The cloud: An extension of your network
When it comes to security, agencies need to treat the cloud like any other network
There’s a problem facing more and more network administrators every year, and it’s something that’s being mandated in the federal government and heralded as a powerful, money-saving tool. It’s the cloud, and as it becomes more ubiquitous, the issues surrounding it will only become more pronounced.
And it’s something that’s sure to happen. Data bears this out. For instance, in the government sector, the deadline for identifying at least three services to migrate to cloud solutions passed in June. Meanwhile, the majority of defense and civilian agencies are ready or will soon be ready to move to the cloud, according to Deltek’s “Federal Cloud Computing Services Outlook, 2012-2017.” The problem, experts say, is that although the IT department as a whole might be ready to make the move, network administrators might need to do some work, said Andre Kindness, an analyst at Forrester Research.
“When it comes to the cloud, what I have found is that the networking team is about 18 to 24 months behind business units or those in the data center,” he said.
The reason for the disconnect
The problem is twofold. First, although the cloud has caught on as business users and those in the data center use it to get their work done more quickly, they rarely consult with the networking team to make sure their new cloud services mesh well with the existing network. Meanwhile, although it’s true that the cloud has always been part of the network, it’s only recently that network administrators have started to think about control and integration. The combination creates a new wrinkle for network administrators, especially those who are modernizing the network, according to experts.
“If you have an application hosted on a site, you might need a point-to-point [virtual private network],” said Jon Oltsik, a senior principal analyst at IT advisory firm Enterprise Strategy Group. “You need to coordinate encryption keys. You might have to bring together an authentication system. If you think about the cloud as an extension of the network, you have to treat it as such.”

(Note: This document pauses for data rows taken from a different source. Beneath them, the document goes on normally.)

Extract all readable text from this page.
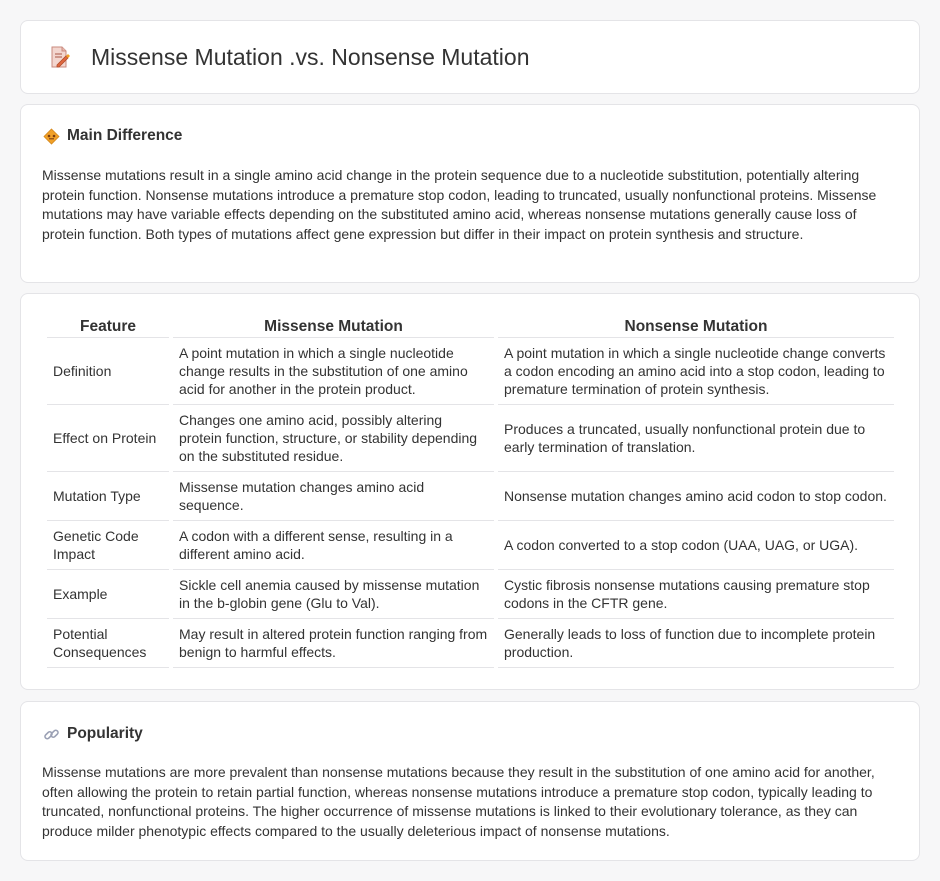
Missense Mutation .vs. Nonsense Mutation
Main Difference

Missense mutations result in a single amino acid change in the protein sequence due to a nucleotide substitution, potentially altering protein function. Nonsense mutations introduce a premature stop codon, leading to truncated, usually nonfunctional proteins. Missense mutations may have variable effects depending on the substituted amino acid, whereas nonsense mutations generally cause loss of protein function. Both types of mutations affect gene expression but differ in their impact on protein synthesis and structure.

Feature	Missense Mutation	Nonsense Mutation
Definition	A point mutation in which a single nucleotide change results in the substitution of one amino acid for another in the protein product.	A point mutation in which a single nucleotide change converts a codon encoding an amino acid into a stop codon, leading to premature termination of protein synthesis.
Effect on Protein	Changes one amino acid, possibly altering protein function, structure, or stability depending on the substituted residue.	Produces a truncated, usually nonfunctional protein due to early termination of translation.
Mutation Type	Missense mutation changes amino acid sequence.	Nonsense mutation changes amino acid codon to stop codon.
Genetic Code Impact	A codon with a different sense, resulting in a different amino acid.	A codon converted to a stop codon (UAA, UAG, or UGA).
Example	Sickle cell anemia caused by missense mutation in the b-globin gene (Glu to Val).	Cystic fibrosis nonsense mutations causing premature stop codons in the CFTR gene.
Potential Consequences	May result in altered protein function ranging from benign to harmful effects.	Generally leads to loss of function due to incomplete protein production.
Popularity

Missense mutations are more prevalent than nonsense mutations because they result in the substitution of one amino acid for another, often allowing the protein to retain partial function, whereas nonsense mutations introduce a premature stop codon, typically leading to truncated, nonfunctional proteins. The higher occurrence of missense mutations is linked to their evolutionary tolerance, as they can produce milder phenotypic effects compared to the usually deleterious impact of nonsense mutations.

When you don’t, user satisfaction suffers, turning the very thing that was supposed to increase productivity into something that impedes it, Forrester’s Kindness said. Everything on the local-area network has to go across the wide-area network, he explained, but bandwidth differs wildly. The WAN’s bandwidth is only a fraction of the LAN’s, and users, even those in IT, don’t think about that fact. “Then, when they are having a problem, they complain to the network team,” Kindness said.
That might be rooted in a generational gap. The average networking professional is in his or her 40s, while application developers are in their 20s, according to Forrester. The two groups don’t talk much, and when they do, they’re not communicating effectively, Kindness said. That will have to change in order for organizations to get the most out of the cloud, he said. Network teams, for their part, need to start working on tracking and analysis. They also need to offload some of the manual processes that take up their day, using management programs to handle some of the repetitious tasks and one-offs that don’t require real networking knowledge.
“When you automate even 5 percent of your management, you free up the human resources,” Kindness said. “Engineers probably don’t want to be typing things in and filling out spreadsheets. Instead of being bogged down on setting up infrastructure and doing config files for switches, they can become part of this proactive group using the cloud and finding solutions out there like WAN balancers and load optimizers to increase the user’s satisfaction.”